Linux in der Kirche – wie geil ist das denn?

Nach dem gemeinsamen Abendessen der gesamten Standcrew sitze ich nun in der Berliner S-BAHN auf dem Weg zu meinem Quartier​ und versuche mal den Tag zusammenzufassen.

Für mich persönlich begann der heutige Tag mit dem ersten erfolgreichen Einsatz der Öffi-App.

Nach der Ankunft am Stand, der von den Jungs der OfBi super vorbereitet war, haben wir LUKi in Windes Eile unseren Bereich eingerichtet.

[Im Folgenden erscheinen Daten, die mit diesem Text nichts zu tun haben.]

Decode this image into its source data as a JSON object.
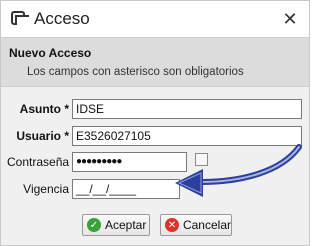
{
  "window": {
    "title": "Acceso",
    "close_label": "✕"
  },
  "header": {
    "title": "Nuevo Acceso",
    "subtitle": "Los campos con asterisco son obligatorios"
  },
  "form": {
    "asunto": {
      "label": "Asunto *",
      "value": "IDSE"
    },
    "usuario": {
      "label": "Usuario *",
      "value": "E3526027105"
    },
    "contrasena": {
      "label": "Contraseña",
      "value": "●●●●●●●●●"
    },
    "vigencia": {
      "label": "Vigencia",
      "value": "__/__/____"
    }
  },
  "buttons": {
    "accept_label": "Aceptar",
    "cancel_label": "Cancelar"
  },
  "colors": {
    "arrow": "#2a3fa0",
    "accept_icon": "#3aa23a",
    "cancel_icon": "#d8352a"
  },
  "icons": [
    "window-icon",
    "close-icon",
    "check-icon",
    "cancel-icon",
    "arrow-annotation-icon"
  ]
}
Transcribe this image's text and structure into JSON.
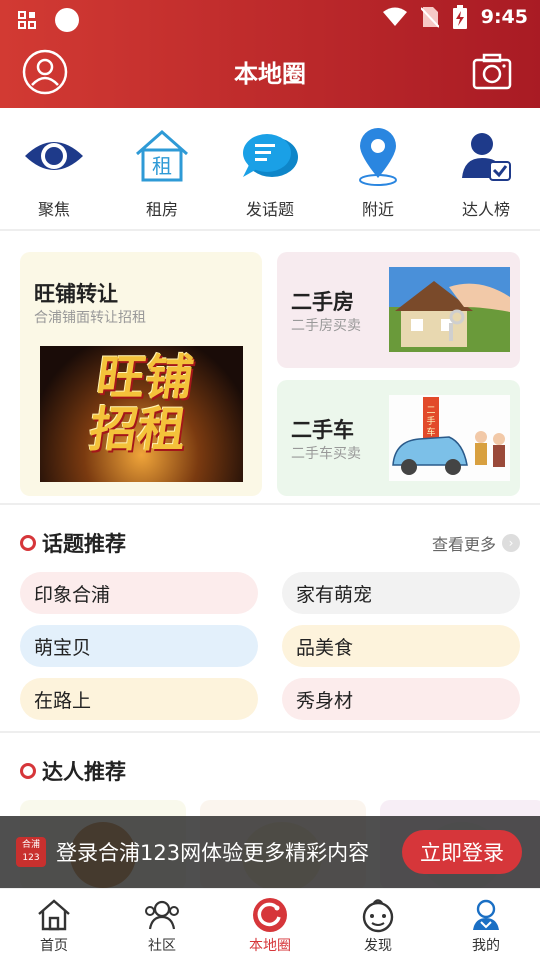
{
  "status": {
    "time": "9:45"
  },
  "header": {
    "title": "本地圈"
  },
  "quick_nav": [
    {
      "label": "聚焦",
      "icon": "eye-icon"
    },
    {
      "label": "租房",
      "icon": "house-rent-icon"
    },
    {
      "label": "发话题",
      "icon": "chat-bubble-icon"
    },
    {
      "label": "附近",
      "icon": "location-pin-icon"
    },
    {
      "label": "达人榜",
      "icon": "expert-badge-icon"
    }
  ],
  "cards": {
    "shop": {
      "title": "旺铺转让",
      "subtitle": "合浦铺面转让招租",
      "image_text_1": "旺铺",
      "image_text_2": "招租"
    },
    "house": {
      "title": "二手房",
      "subtitle": "二手房买卖"
    },
    "car": {
      "title": "二手车",
      "subtitle": "二手车买卖",
      "sign_text": "二手车"
    }
  },
  "topics": {
    "heading": "话题推荐",
    "more": "查看更多",
    "items": [
      {
        "label": "印象合浦",
        "color": "#fcecec"
      },
      {
        "label": "家有萌宠",
        "color": "#f2f2f2"
      },
      {
        "label": "萌宝贝",
        "color": "#e3f0fb"
      },
      {
        "label": "品美食",
        "color": "#fdf3dc"
      },
      {
        "label": "在路上",
        "color": "#fdf3dc"
      },
      {
        "label": "秀身材",
        "color": "#fcecec"
      }
    ]
  },
  "experts": {
    "heading": "达人推荐"
  },
  "login_banner": {
    "logo_line1": "合浦",
    "logo_line2": "123",
    "text": "登录合浦123网体验更多精彩内容",
    "button": "立即登录"
  },
  "tabbar": [
    {
      "label": "首页",
      "icon": "home-icon"
    },
    {
      "label": "社区",
      "icon": "community-icon"
    },
    {
      "label": "本地圈",
      "icon": "local-circle-icon",
      "active": true
    },
    {
      "label": "发现",
      "icon": "discover-icon"
    },
    {
      "label": "我的",
      "icon": "profile-icon"
    }
  ],
  "colors": {
    "brand": "#d6363a",
    "header_start": "#d23a33",
    "header_end": "#a91b24"
  }
}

Sonst verlief der Vormittag eher ruhig. Erst gegen Mittag füllten sich die Hallen, zumindest in unserem Bereich. Neben einer ganzen Reihe von Anwendern, die bereits Linux nutzen, und solchen, deren Linux-Experiment aus unerfindlichen Gründen zunächst gescheitert war, ist folgendes Zitat eines Standbesuchers quasi mein Ausspruch des Tages: „Linux in der Kirche? Wie geil ist das denn?“

Viele erfolgreiche Gespräche

Die häufigen Fragen danach, wofür wir LUKis stehen, bringt mich zu der Erkenntnis, dass wir unsere Präsentation überarbeiten sollten. Darüber hinaus konnte ich mehrfach auf OpenLP hinweisen und erfuhr immer großes Interesse. Leider haben wir hierfür noch keine Flyer. Ich hoffe, dass wir das bis zum nächsten Einsatz umsetzen können.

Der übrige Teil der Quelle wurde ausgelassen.